The analysis was performed in HIV-positive women in HERS who had no cervical treatment and were not pregnant during the follow-up. HIV-positive women with prevalent or incident HR-HPV infection who had peripheral blood mononuclear cells (PBMC) available at the baseline visit and at least one follow-up visit were included in the genetic analysis. In this study, the analyses focused on clearance of HR-HPV infections since these types are most likely to be associated with risk of pre-cancer and cancer of cervix and the models were adjusted for LR-HPV infections in order to account for the correlation between HPV subtypes. For the analysis, type-specific HPV status was assumed to remain unchanged across single missing visits. For women who tested negative for HPV at their last study visit, results were censored at that visit. Type-specific HPV clearance was defined as two consecutive HPV-negative tests to avoid the possibility of false-negative test results.
Genotyping
Genomic DNA was extracted from stored PBMC and genotyped using the Human ImmunoChip, an iSelect HD custom genotyping array (Illumina, Inc.). The ImmunoChip is a custom SNP microarray developed by a consortium of specialists in the fields of immunology and inflammation. The microarray chip contains densely spaced 196,524 SNP variants (5,001 non-synonymous coding, 1,926 synonymous coding, and 4,065 in the untranslated region (UTR)), previously reported from GWAS and candidate gene studies of major autoimmune and inflammatory diseases [22], [23]. The genotyping of the samples was processed at two different laboratory facilities, and this was adjusted for in the statistical models.

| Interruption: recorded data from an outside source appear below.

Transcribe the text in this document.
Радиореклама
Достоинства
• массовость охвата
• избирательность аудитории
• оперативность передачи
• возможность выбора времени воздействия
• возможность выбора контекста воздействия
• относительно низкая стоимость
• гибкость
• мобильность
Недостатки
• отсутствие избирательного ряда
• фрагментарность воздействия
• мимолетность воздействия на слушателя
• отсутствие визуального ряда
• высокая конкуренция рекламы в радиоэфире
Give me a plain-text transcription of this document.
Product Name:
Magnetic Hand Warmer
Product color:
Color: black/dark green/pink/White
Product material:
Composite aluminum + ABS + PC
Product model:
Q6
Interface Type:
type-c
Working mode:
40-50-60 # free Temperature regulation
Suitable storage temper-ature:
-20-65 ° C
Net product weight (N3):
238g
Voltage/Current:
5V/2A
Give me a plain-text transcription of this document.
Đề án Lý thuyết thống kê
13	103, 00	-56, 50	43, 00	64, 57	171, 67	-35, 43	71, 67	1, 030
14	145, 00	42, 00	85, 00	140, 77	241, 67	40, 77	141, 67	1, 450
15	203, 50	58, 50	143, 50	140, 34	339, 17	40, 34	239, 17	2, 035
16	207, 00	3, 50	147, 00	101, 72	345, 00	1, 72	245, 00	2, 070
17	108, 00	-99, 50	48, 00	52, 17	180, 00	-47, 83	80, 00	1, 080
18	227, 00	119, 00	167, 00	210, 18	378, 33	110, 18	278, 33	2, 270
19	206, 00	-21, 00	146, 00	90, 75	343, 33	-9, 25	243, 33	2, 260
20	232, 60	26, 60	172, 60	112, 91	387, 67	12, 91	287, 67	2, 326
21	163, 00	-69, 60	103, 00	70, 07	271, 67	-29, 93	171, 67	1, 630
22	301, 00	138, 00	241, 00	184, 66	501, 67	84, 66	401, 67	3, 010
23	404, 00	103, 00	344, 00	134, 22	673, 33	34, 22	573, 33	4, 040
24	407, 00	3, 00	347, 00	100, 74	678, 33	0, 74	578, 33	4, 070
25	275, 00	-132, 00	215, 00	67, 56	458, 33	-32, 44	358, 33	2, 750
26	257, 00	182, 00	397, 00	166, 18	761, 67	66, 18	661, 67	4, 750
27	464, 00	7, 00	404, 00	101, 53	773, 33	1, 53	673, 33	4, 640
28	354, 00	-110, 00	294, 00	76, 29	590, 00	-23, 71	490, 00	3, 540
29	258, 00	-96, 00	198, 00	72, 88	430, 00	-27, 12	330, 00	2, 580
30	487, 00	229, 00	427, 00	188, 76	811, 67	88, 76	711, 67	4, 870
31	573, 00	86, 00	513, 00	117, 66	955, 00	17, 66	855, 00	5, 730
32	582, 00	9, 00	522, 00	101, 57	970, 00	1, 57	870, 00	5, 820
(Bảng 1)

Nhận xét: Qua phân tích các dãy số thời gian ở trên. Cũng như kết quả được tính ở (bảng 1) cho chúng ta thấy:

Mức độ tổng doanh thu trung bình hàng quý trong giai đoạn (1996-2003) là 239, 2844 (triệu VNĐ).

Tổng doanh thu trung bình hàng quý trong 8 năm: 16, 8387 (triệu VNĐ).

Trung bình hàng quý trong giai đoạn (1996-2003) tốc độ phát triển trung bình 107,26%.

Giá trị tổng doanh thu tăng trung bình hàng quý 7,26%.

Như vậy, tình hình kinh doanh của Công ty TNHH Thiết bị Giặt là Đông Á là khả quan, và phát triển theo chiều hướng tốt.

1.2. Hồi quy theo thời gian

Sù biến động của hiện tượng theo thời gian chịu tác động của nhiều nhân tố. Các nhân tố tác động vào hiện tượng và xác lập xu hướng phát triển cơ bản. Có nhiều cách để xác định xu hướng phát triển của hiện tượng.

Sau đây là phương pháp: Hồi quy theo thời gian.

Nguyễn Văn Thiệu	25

Immunochip Genotype Calling and Quality Control
Data were analyzed using the Genome Studio Genotyping Module (Illumina, Inc.). The National Center for Biotechnology Information (NCBI) build 36 (hg18) map was used and the normalized probe intensities were extracted for all samples that passed standard laboratory quality-control (QC) thresholds. The Immunochip contains 763 duplicate SNPs and these were checked for concordance. Additionally, 174 genotyping assays failed which left 195,587 SNPs. All SNPs were checked for completeness (by SNP and by subject), rare variants, and deviation from Hardy-Weinberg Equilibrium (HWE) within each ethnic group separately. First, a large proportion of SNP assays failing on an individual may indicate poor quality of DNA sample and thus to avoid aberrant genotype calling, the threshold was set to 90% coverage. All African Americans and European Americans samples met this criterion, but 2 Hispanic samples did not and thus were removed from the analyses. Second, missing genotype data from a large number of individuals indicate poor assay quality for that SNP, and there were 5171 SNPs in African Americans, 5889 SNPS in European Americans and 6131 SNPs in Hispanics that were missing in more than 10% of individuals and were removed from the analysis. Third, there were 71,488 SNPs in African Americans, 73,017 in European Americans, and 68,264 in Hispanics that had a minor allele frequency less than 5% (rare variants) that were also removed in the analysis of each ethnic group, respectively. Fourth, there were 1234 SNPs in African Americans, 442 SNPs in European Americans, and 347 SNPs in Hispanics that deviated from HWE (p-value<0.001), and thus were also removed from the analyses. Further, kinship between the individuals was also assessed in KING software [24], and two of the African American individuals were determined to be genetically related. However, one of the individuals had a lot of missing data and the relatedness seems likely due to specimen contamination; this individual was removed from the analyses (removal of both individuals did not change the results of the analysis). There were no major differences with the genotype call rates, minor allele frequency between the two genotyping facilities; however, they were adjusted for in all our analyses. After applying the QC methods above, there were 258 African Americans with 117,694 SNPs, 87 European Americans with 116,239 SNPs, and 55 Hispanics with 120,845 SNPs included in the analysis.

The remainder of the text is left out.